Another star of the post-expertise how-to landscape is Jordan Reid, a petite lifestyle blogger who was recently given a show on the Meredith Corporation’s YouTube channel DIGS, in which she goes antiquing to pick out gems for her new Westchester home. “I would never call myself an expert,” she told The Observer. “The most important thing you do is show people how you screw up. It’s saying if I can do this, you can do this.” Her website, created after an aborted partnership with Julia Allison’s blogging network NonSociety and an earlier go at an acting career, is called Ramshackle Glam.
Ms. Reid’s apartment on the Upper East Side suits her project: far from aspirational, her digs are merely just-above-average enough to grant her the leeway to bestow advice. There’s a hubby-appropriate bookcase of comic books, decoupaged with images of superheroes, wallpaper depicting grim black trees, and a pair of small white dogs who seem to have found a diversion under a sofa. “Oh, thank you for dragging me a huge fluffball out from under the couch!” she tells one, scoffing at herself. “Home décor expert! I am barely holding this apartment together.” She’s been much busier since the birth of her infant, a few months ago—though she has it together enough to offer us a Mason jar of water.
“I write about Mason jars a lot,” she told us. “It’s embarrassing. They’re easy to do a lot with.”
Ms. Reid’s site makes overt that which Ms. Morin’s keeps as subtext—that housekeeping is a skill perhaps unmasterable by anyone who hopes to maintain a real life. Ms. Morin presents workarounds that answer questions no one asked (painting scissors with nail polish, for instance, to brighten the workspace), while Ms. Reid confronts the existential chasm that opens when one contemplates the home. Her pictures of inedible quiche fails would never make the pages of Bon Appétit, but failure is all part of the process.
Ms. Reid’s site has seen traffic bumps, she said, tied to major life events—including the announcement of her pregnancy and the birth of her son. A recent post acknowledged the mommy-blogging corner into which she’d painted her site—and the mommy track she’d chosen for herself. “Like many others I know of my generation, I was raised by parents who encouraged me to think that I had all the choices in the world, and all the time in the world to make them,” she wrote. (Her Harvard degree in cognitive neuroscience and decision to pursue acting, then lifestyle blogging, bear this out.)
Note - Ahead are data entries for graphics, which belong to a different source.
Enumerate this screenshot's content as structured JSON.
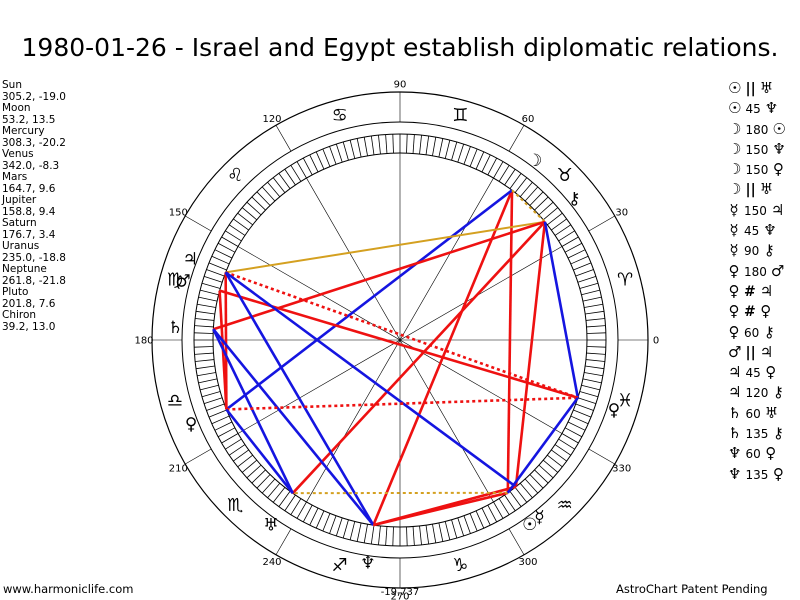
{
  "title": "1980-01-26 - Israel and Egypt establish diplomatic relations.",
  "planets": [
    {
      "name": "Sun",
      "coords": "305.2, -19.0",
      "glyph": "☉",
      "icon": "sun-icon",
      "lon": 305.2
    },
    {
      "name": "Moon",
      "coords": "53.2, 13.5",
      "glyph": "☽",
      "icon": "moon-icon",
      "lon": 53.2
    },
    {
      "name": "Mercury",
      "coords": "308.3, -20.2",
      "glyph": "☿",
      "icon": "mercury-icon",
      "lon": 308.3
    },
    {
      "name": "Venus",
      "coords": "342.0, -8.3",
      "glyph": "♀",
      "icon": "venus-icon",
      "lon": 342.0
    },
    {
      "name": "Mars",
      "coords": "164.7, 9.6",
      "glyph": "♂",
      "icon": "mars-icon",
      "lon": 164.7
    },
    {
      "name": "Jupiter",
      "coords": "158.8, 9.4",
      "glyph": "♃",
      "icon": "jupiter-icon",
      "lon": 158.8
    },
    {
      "name": "Saturn",
      "coords": "176.7, 3.4",
      "glyph": "♄",
      "icon": "saturn-icon",
      "lon": 176.7
    },
    {
      "name": "Uranus",
      "coords": "235.0, -18.8",
      "glyph": "♅",
      "icon": "uranus-icon",
      "lon": 235.0
    },
    {
      "name": "Neptune",
      "coords": "261.8, -21.8",
      "glyph": "♆",
      "icon": "neptune-icon",
      "lon": 261.8
    },
    {
      "name": "Pluto",
      "coords": "201.8, 7.6",
      "glyph": "♀",
      "icon": "pluto-icon",
      "lon": 201.8
    },
    {
      "name": "Chiron",
      "coords": "39.2, 13.0",
      "glyph": "⚷",
      "icon": "chiron-icon",
      "lon": 39.2
    }
  ],
  "aspects": [
    {
      "p1": "☉",
      "sym": "||",
      "p2": "♅"
    },
    {
      "p1": "☉",
      "sym": "45",
      "p2": "♆"
    },
    {
      "p1": "☽",
      "sym": "180",
      "p2": "☉"
    },
    {
      "p1": "☽",
      "sym": "150",
      "p2": "♆"
    },
    {
      "p1": "☽",
      "sym": "150",
      "p2": "♀"
    },
    {
      "p1": "☽",
      "sym": "||",
      "p2": "♅"
    },
    {
      "p1": "☿",
      "sym": "150",
      "p2": "♃"
    },
    {
      "p1": "☿",
      "sym": "45",
      "p2": "♆"
    },
    {
      "p1": "☿",
      "sym": "90",
      "p2": "⚷"
    },
    {
      "p1": "♀",
      "sym": "180",
      "p2": "♂"
    },
    {
      "p1": "♀",
      "sym": "#",
      "p2": "♃"
    },
    {
      "p1": "♀",
      "sym": "#",
      "p2": "♀"
    },
    {
      "p1": "♀",
      "sym": "60",
      "p2": "⚷"
    },
    {
      "p1": "♂",
      "sym": "||",
      "p2": "♃"
    },
    {
      "p1": "♃",
      "sym": "45",
      "p2": "♀"
    },
    {
      "p1": "♃",
      "sym": "120",
      "p2": "⚷"
    },
    {
      "p1": "♄",
      "sym": "60",
      "p2": "♅"
    },
    {
      "p1": "♄",
      "sym": "135",
      "p2": "⚷"
    },
    {
      "p1": "♆",
      "sym": "60",
      "p2": "♀"
    },
    {
      "p1": "♆",
      "sym": "135",
      "p2": "♀"
    }
  ],
  "degree_labels": [
    "0",
    "30",
    "60",
    "90",
    "120",
    "150",
    "180",
    "210",
    "240",
    "270",
    "300",
    "330"
  ],
  "zodiac": [
    {
      "glyph": "♈",
      "icon": "aries-icon"
    },
    {
      "glyph": "♉",
      "icon": "taurus-icon"
    },
    {
      "glyph": "♊",
      "icon": "gemini-icon"
    },
    {
      "glyph": "♋",
      "icon": "cancer-icon"
    },
    {
      "glyph": "♌",
      "icon": "leo-icon"
    },
    {
      "glyph": "♍",
      "icon": "virgo-icon"
    },
    {
      "glyph": "♎",
      "icon": "libra-icon"
    },
    {
      "glyph": "♏",
      "icon": "scorpio-icon"
    },
    {
      "glyph": "♐",
      "icon": "sagittarius-icon"
    },
    {
      "glyph": "♑",
      "icon": "capricorn-icon"
    },
    {
      "glyph": "♒",
      "icon": "aquarius-icon"
    },
    {
      "glyph": "♓",
      "icon": "pisces-icon"
    }
  ],
  "bottom_value": "-19,737",
  "lines": [
    {
      "a": "Moon",
      "b": "Sun",
      "color": "red",
      "style": "solid"
    },
    {
      "a": "Moon",
      "b": "Neptune",
      "color": "red",
      "style": "solid"
    },
    {
      "a": "Moon",
      "b": "Pluto",
      "color": "blue",
      "style": "solid"
    },
    {
      "a": "Moon",
      "b": "Chiron",
      "color": "gold",
      "style": "dotted"
    },
    {
      "a": "Chiron",
      "b": "Jupiter",
      "color": "gold",
      "style": "solid"
    },
    {
      "a": "Chiron",
      "b": "Saturn",
      "color": "red",
      "style": "solid"
    },
    {
      "a": "Chiron",
      "b": "Uranus",
      "color": "red",
      "style": "solid"
    },
    {
      "a": "Chiron",
      "b": "Mercury",
      "color": "red",
      "style": "solid"
    },
    {
      "a": "Chiron",
      "b": "Venus",
      "color": "blue",
      "style": "solid"
    },
    {
      "a": "Mars",
      "b": "Venus",
      "color": "red",
      "style": "solid"
    },
    {
      "a": "Jupiter",
      "b": "Venus",
      "color": "red",
      "style": "dotted"
    },
    {
      "a": "Jupiter",
      "b": "Pluto",
      "color": "red",
      "style": "solid"
    },
    {
      "a": "Jupiter",
      "b": "Mercury",
      "color": "blue",
      "style": "solid"
    },
    {
      "a": "Jupiter",
      "b": "Neptune",
      "color": "blue",
      "style": "solid"
    },
    {
      "a": "Mars",
      "b": "Pluto",
      "color": "red",
      "style": "solid"
    },
    {
      "a": "Saturn",
      "b": "Uranus",
      "color": "blue",
      "style": "solid"
    },
    {
      "a": "Saturn",
      "b": "Neptune",
      "color": "blue",
      "style": "solid"
    },
    {
      "a": "Pluto",
      "b": "Venus",
      "color": "red",
      "style": "dotted"
    },
    {
      "a": "Pluto",
      "b": "Uranus",
      "color": "blue",
      "style": "solid"
    },
    {
      "a": "Sun",
      "b": "Neptune",
      "color": "red",
      "style": "solid"
    },
    {
      "a": "Mercury",
      "b": "Neptune",
      "color": "red",
      "style": "solid"
    },
    {
      "a": "Sun",
      "b": "Uranus",
      "color": "gold",
      "style": "dotted"
    },
    {
      "a": "Sun",
      "b": "Venus",
      "color": "blue",
      "style": "solid"
    }
  ],
  "colors": {
    "red": "#ee1111",
    "blue": "#1515e0",
    "gold": "#d4a020"
  },
  "footer": {
    "left": "www.harmoniclife.com",
    "right": "AstroChart Patent Pending"
  }
}
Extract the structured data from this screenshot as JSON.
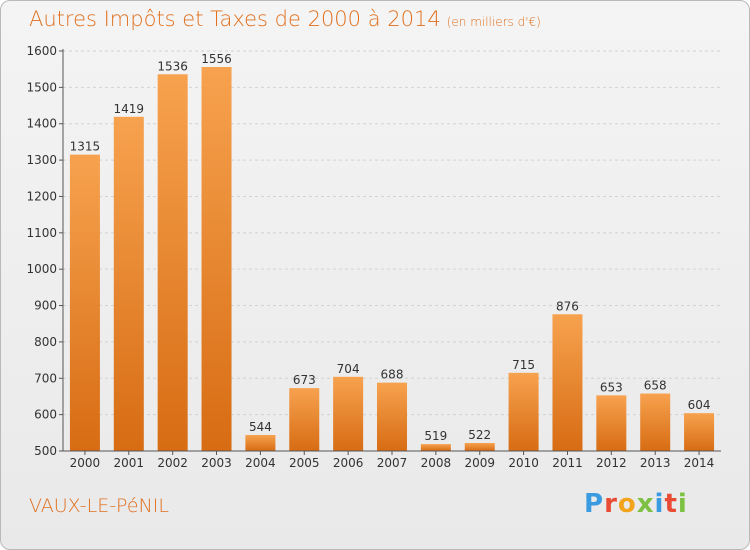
{
  "header": {
    "title": "Autres Impôts et Taxes de 2000 à 2014",
    "unit": "(en milliers d'€)"
  },
  "footer": {
    "commune": "VAUX-LE-PéNIL",
    "logo": "Proxiti"
  },
  "colors": {
    "bar_light": "#f7a24f",
    "bar_dark": "#d76c13",
    "title": "#e0701e",
    "logo_letters": [
      "#3b9be0",
      "#e94b35",
      "#f2a51c",
      "#7dc142",
      "#3b9be0",
      "#e94b35",
      "#7dc142"
    ]
  },
  "chart_data": {
    "type": "bar",
    "title": "Autres Impôts et Taxes de 2000 à 2014",
    "subtitle": "(en milliers d'€)",
    "categories": [
      "2000",
      "2001",
      "2002",
      "2003",
      "2004",
      "2005",
      "2006",
      "2007",
      "2008",
      "2009",
      "2010",
      "2011",
      "2012",
      "2013",
      "2014"
    ],
    "values": [
      1315,
      1419,
      1536,
      1556,
      544,
      673,
      704,
      688,
      519,
      522,
      715,
      876,
      653,
      658,
      604
    ],
    "ylim": [
      500,
      1600
    ],
    "yticks": [
      500,
      600,
      700,
      800,
      900,
      1000,
      1100,
      1200,
      1300,
      1400,
      1500,
      1600
    ],
    "grid": true,
    "data_labels": true
  }
}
Needless to say, reality intervened, and the resulting anxiety may help explain Martha’s sudden lack of relevance. Ms. Stewart’s approach presumes a settled manse, a cabinet full of supplies and a house in which one feels a sense of pride. “I love Martha,” said Ms. Kerr, the Hairpin’s Clean Person, noting, however, that “in many ways her approach is kind of a relic of a past time, when people really strove for perfection and to outdo one another. Martha’s whole thing is that she’s so much better than everyone else.”
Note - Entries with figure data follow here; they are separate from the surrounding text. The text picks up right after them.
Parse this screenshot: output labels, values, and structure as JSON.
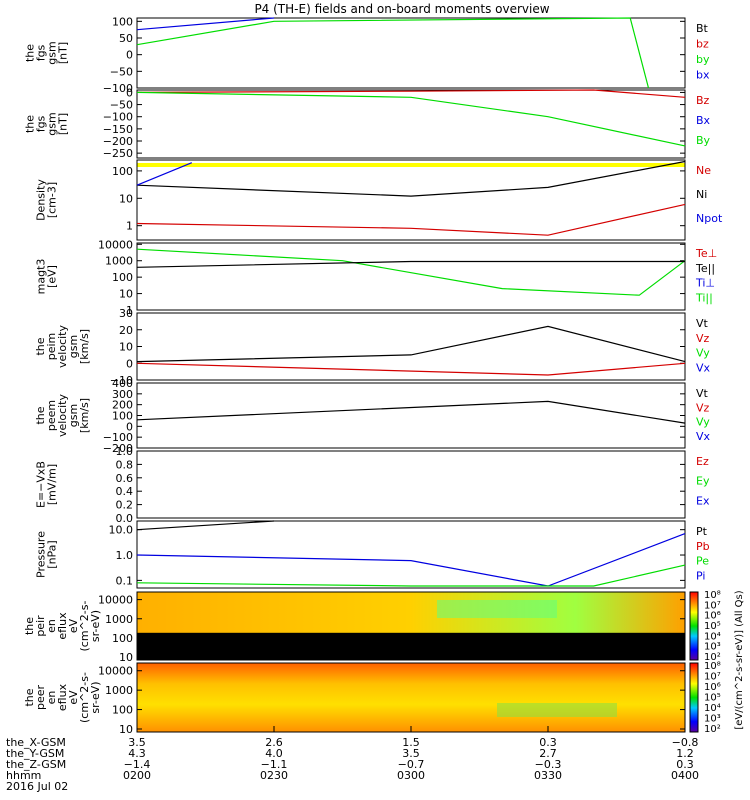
{
  "title": "P4 (TH-E) fields and on-board moments overview",
  "colors": {
    "black": "#000000",
    "red": "#d40000",
    "green": "#00dd00",
    "blue": "#0000e0",
    "yellow": "#ffff00"
  },
  "panels": [
    {
      "id": "fgs_top",
      "ylabel": [
        "the",
        "fgs",
        "gsm",
        "[nT]"
      ],
      "ticks": [
        "100",
        "50",
        "0",
        "−50",
        "−100"
      ],
      "tick_values": [
        100,
        50,
        0,
        -50,
        -100
      ],
      "ylim": [
        -100,
        110
      ],
      "legend": [
        {
          "label": "Bt",
          "color": "black"
        },
        {
          "label": "bz",
          "color": "red"
        },
        {
          "label": "by",
          "color": "green"
        },
        {
          "label": "bx",
          "color": "blue"
        }
      ]
    },
    {
      "id": "fgs_low",
      "ylabel": [
        "the",
        "fgs",
        "gsm",
        "[nT]"
      ],
      "ticks": [
        "0",
        "−50",
        "−100",
        "−150",
        "−200",
        "−250"
      ],
      "tick_values": [
        0,
        -50,
        -100,
        -150,
        -200,
        -250
      ],
      "ylim": [
        -270,
        10
      ],
      "legend": [
        {
          "label": "Bz",
          "color": "red"
        },
        {
          "label": "Bx",
          "color": "blue"
        },
        {
          "label": "By",
          "color": "green"
        }
      ]
    },
    {
      "id": "density",
      "ylabel": [
        "Density",
        "[cm-3]"
      ],
      "ticks": [
        "100",
        "10",
        "1"
      ],
      "tick_values": [
        100,
        10,
        1
      ],
      "log": true,
      "ylim": [
        0.3,
        250
      ],
      "legend": [
        {
          "label": "Ne",
          "color": "red"
        },
        {
          "label": "Ni",
          "color": "black"
        },
        {
          "label": "Npot",
          "color": "blue"
        }
      ]
    },
    {
      "id": "temp",
      "ylabel": [
        "magt3",
        "[eV]"
      ],
      "ticks": [
        "10000",
        "1000",
        "100",
        "10",
        "1"
      ],
      "tick_values": [
        10000,
        1000,
        100,
        10,
        1
      ],
      "log": true,
      "ylim": [
        1,
        12000
      ],
      "legend": [
        {
          "label": "Te⊥",
          "color": "red"
        },
        {
          "label": "Te||",
          "color": "black"
        },
        {
          "label": "Ti⊥",
          "color": "blue"
        },
        {
          "label": "Ti||",
          "color": "green"
        }
      ]
    },
    {
      "id": "peim",
      "ylabel": [
        "the",
        "peim",
        "velocity",
        "gsm",
        "[km/s]"
      ],
      "ticks": [
        "30",
        "20",
        "10",
        "0",
        "−10"
      ],
      "tick_values": [
        30,
        20,
        10,
        0,
        -10
      ],
      "ylim": [
        -10,
        30
      ],
      "legend": [
        {
          "label": "Vt",
          "color": "black"
        },
        {
          "label": "Vz",
          "color": "red"
        },
        {
          "label": "Vy",
          "color": "green"
        },
        {
          "label": "Vx",
          "color": "blue"
        }
      ]
    },
    {
      "id": "peem",
      "ylabel": [
        "the",
        "peem",
        "velocity",
        "gsm",
        "[km/s]"
      ],
      "ticks": [
        "400",
        "300",
        "200",
        "100",
        "0",
        "−100",
        "−200"
      ],
      "tick_values": [
        400,
        300,
        200,
        100,
        0,
        -100,
        -200
      ],
      "ylim": [
        -200,
        400
      ],
      "legend": [
        {
          "label": "Vt",
          "color": "black"
        },
        {
          "label": "Vz",
          "color": "red"
        },
        {
          "label": "Vy",
          "color": "green"
        },
        {
          "label": "Vx",
          "color": "blue"
        }
      ]
    },
    {
      "id": "efield",
      "ylabel": [
        "E=−VxB",
        "[mV/m]"
      ],
      "ticks": [
        "1.0",
        "0.8",
        "0.6",
        "0.4",
        "0.2",
        "0.0"
      ],
      "tick_values": [
        1.0,
        0.8,
        0.6,
        0.4,
        0.2,
        0.0
      ],
      "ylim": [
        0,
        1
      ],
      "legend": [
        {
          "label": "Ez",
          "color": "red"
        },
        {
          "label": "Ey",
          "color": "green"
        },
        {
          "label": "Ex",
          "color": "blue"
        }
      ]
    },
    {
      "id": "pressure",
      "ylabel": [
        "Pressure",
        "[nPa]"
      ],
      "ticks": [
        "10.0",
        "1.0",
        "0.1"
      ],
      "tick_values": [
        10,
        1,
        0.1
      ],
      "log": true,
      "ylim": [
        0.05,
        22
      ],
      "legend": [
        {
          "label": "Pt",
          "color": "black"
        },
        {
          "label": "Pb",
          "color": "red"
        },
        {
          "label": "Pe",
          "color": "green"
        },
        {
          "label": "Pi",
          "color": "blue"
        }
      ]
    },
    {
      "id": "peir",
      "ylabel": [
        "the",
        "peir",
        "en",
        "eflux",
        "eV",
        "(cm^2-s-",
        "sr-eV)"
      ],
      "ticks": [
        "10000",
        "1000",
        "100",
        "10"
      ],
      "tick_values": [
        10000,
        1000,
        100,
        10
      ],
      "log": true,
      "ylim": [
        7,
        25000
      ]
    },
    {
      "id": "peer",
      "ylabel": [
        "the",
        "peer",
        "en",
        "eflux",
        "eV",
        "(cm^2-s-",
        "sr-eV)"
      ],
      "ticks": [
        "10000",
        "1000",
        "100",
        "10"
      ],
      "tick_values": [
        10000,
        1000,
        100,
        10
      ],
      "log": true,
      "ylim": [
        7,
        25000
      ]
    }
  ],
  "colorbar": {
    "ticks": [
      "10⁸",
      "10⁷",
      "10⁶",
      "10⁵",
      "10⁴",
      "10³",
      "10²"
    ],
    "ticks_lower": [
      "10⁸",
      "10⁷",
      "10⁶",
      "10⁵",
      "10⁴",
      "10³",
      "10²"
    ],
    "label": "[eV/(cm^2-s-sr-eV)] (All Qs)"
  },
  "xaxis": {
    "rows": [
      {
        "label": "the_X-GSM",
        "values": [
          "3.5",
          "2.6",
          "1.5",
          "0.3",
          "−0.8"
        ]
      },
      {
        "label": "the_Y-GSM",
        "values": [
          "4.3",
          "4.0",
          "3.5",
          "2.7",
          "1.2"
        ]
      },
      {
        "label": "the_Z-GSM",
        "values": [
          "−1.4",
          "−1.1",
          "−0.7",
          "−0.3",
          "0.3"
        ]
      },
      {
        "label": "hhmm",
        "values": [
          "0200",
          "0230",
          "0300",
          "0330",
          "0400"
        ]
      }
    ],
    "date": "2016 Jul 02"
  },
  "chart_data": {
    "type": "line",
    "title": "P4 (TH-E) fields and on-board moments overview",
    "x": [
      "0200",
      "0230",
      "0300",
      "0330",
      "0400"
    ],
    "series": [
      {
        "name": "bx",
        "panel": "fgs_top",
        "x": [
          "0200",
          "0230"
        ],
        "values": [
          75,
          110
        ]
      },
      {
        "name": "by",
        "panel": "fgs_top",
        "x": [
          "0200",
          "0230",
          "0348",
          "0352"
        ],
        "values": [
          30,
          100,
          110,
          -100
        ]
      },
      {
        "name": "Bz",
        "panel": "fgs_low",
        "x": [
          "0200",
          "0300",
          "0340",
          "0400"
        ],
        "values": [
          0,
          5,
          15,
          -20
        ]
      },
      {
        "name": "By",
        "panel": "fgs_low",
        "x": [
          "0200",
          "0300",
          "0330",
          "0400"
        ],
        "values": [
          0,
          -20,
          -100,
          -220
        ]
      },
      {
        "name": "Ni",
        "panel": "density",
        "x": [
          "0200",
          "0300",
          "0330",
          "0400"
        ],
        "values": [
          30,
          12,
          25,
          220
        ]
      },
      {
        "name": "Ne",
        "panel": "density",
        "x": [
          "0200",
          "0300",
          "0330",
          "0400"
        ],
        "values": [
          1.2,
          0.8,
          0.45,
          6
        ]
      },
      {
        "name": "Npot",
        "panel": "density",
        "x": [
          "0200",
          "0212"
        ],
        "values": [
          30,
          200
        ]
      },
      {
        "name": "Ti||",
        "panel": "temp",
        "x": [
          "0200",
          "0245",
          "0320",
          "0350",
          "0400"
        ],
        "values": [
          5000,
          1000,
          20,
          8,
          1000
        ]
      },
      {
        "name": "Te||",
        "panel": "temp",
        "x": [
          "0200",
          "0300",
          "0400"
        ],
        "values": [
          400,
          900,
          900
        ]
      },
      {
        "name": "Vt",
        "panel": "peim",
        "x": [
          "0200",
          "0300",
          "0330",
          "0400"
        ],
        "values": [
          1,
          5,
          22,
          1
        ]
      },
      {
        "name": "Vz",
        "panel": "peim",
        "x": [
          "0200",
          "0330",
          "0400"
        ],
        "values": [
          0,
          -7,
          0
        ]
      },
      {
        "name": "Vt",
        "panel": "peem",
        "x": [
          "0200",
          "0330",
          "0400"
        ],
        "values": [
          60,
          230,
          30
        ]
      },
      {
        "name": "Pt",
        "panel": "pressure",
        "x": [
          "0200",
          "0230"
        ],
        "values": [
          10,
          22
        ]
      },
      {
        "name": "Pi",
        "panel": "pressure",
        "x": [
          "0200",
          "0300",
          "0330",
          "0400"
        ],
        "values": [
          1,
          0.6,
          0.06,
          7
        ]
      },
      {
        "name": "Pe",
        "panel": "pressure",
        "x": [
          "0200",
          "0300",
          "0340",
          "0400"
        ],
        "values": [
          0.08,
          0.06,
          0.06,
          0.4
        ]
      }
    ]
  }
}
More than making a new jump rope or decoupaging an end table, the questions that my roommates and I urgently sought to solve were the basic ones. They had criticized me for leaving my bed unmade and my door flung open every day—my room was an unsightly maelstrom of linens. After speaking to Ms. Kerr, my linens are now freshly laundered and tucked in nicely. As for the bigger challenges, we hired a cleaning lady. Our apartment looks perfect.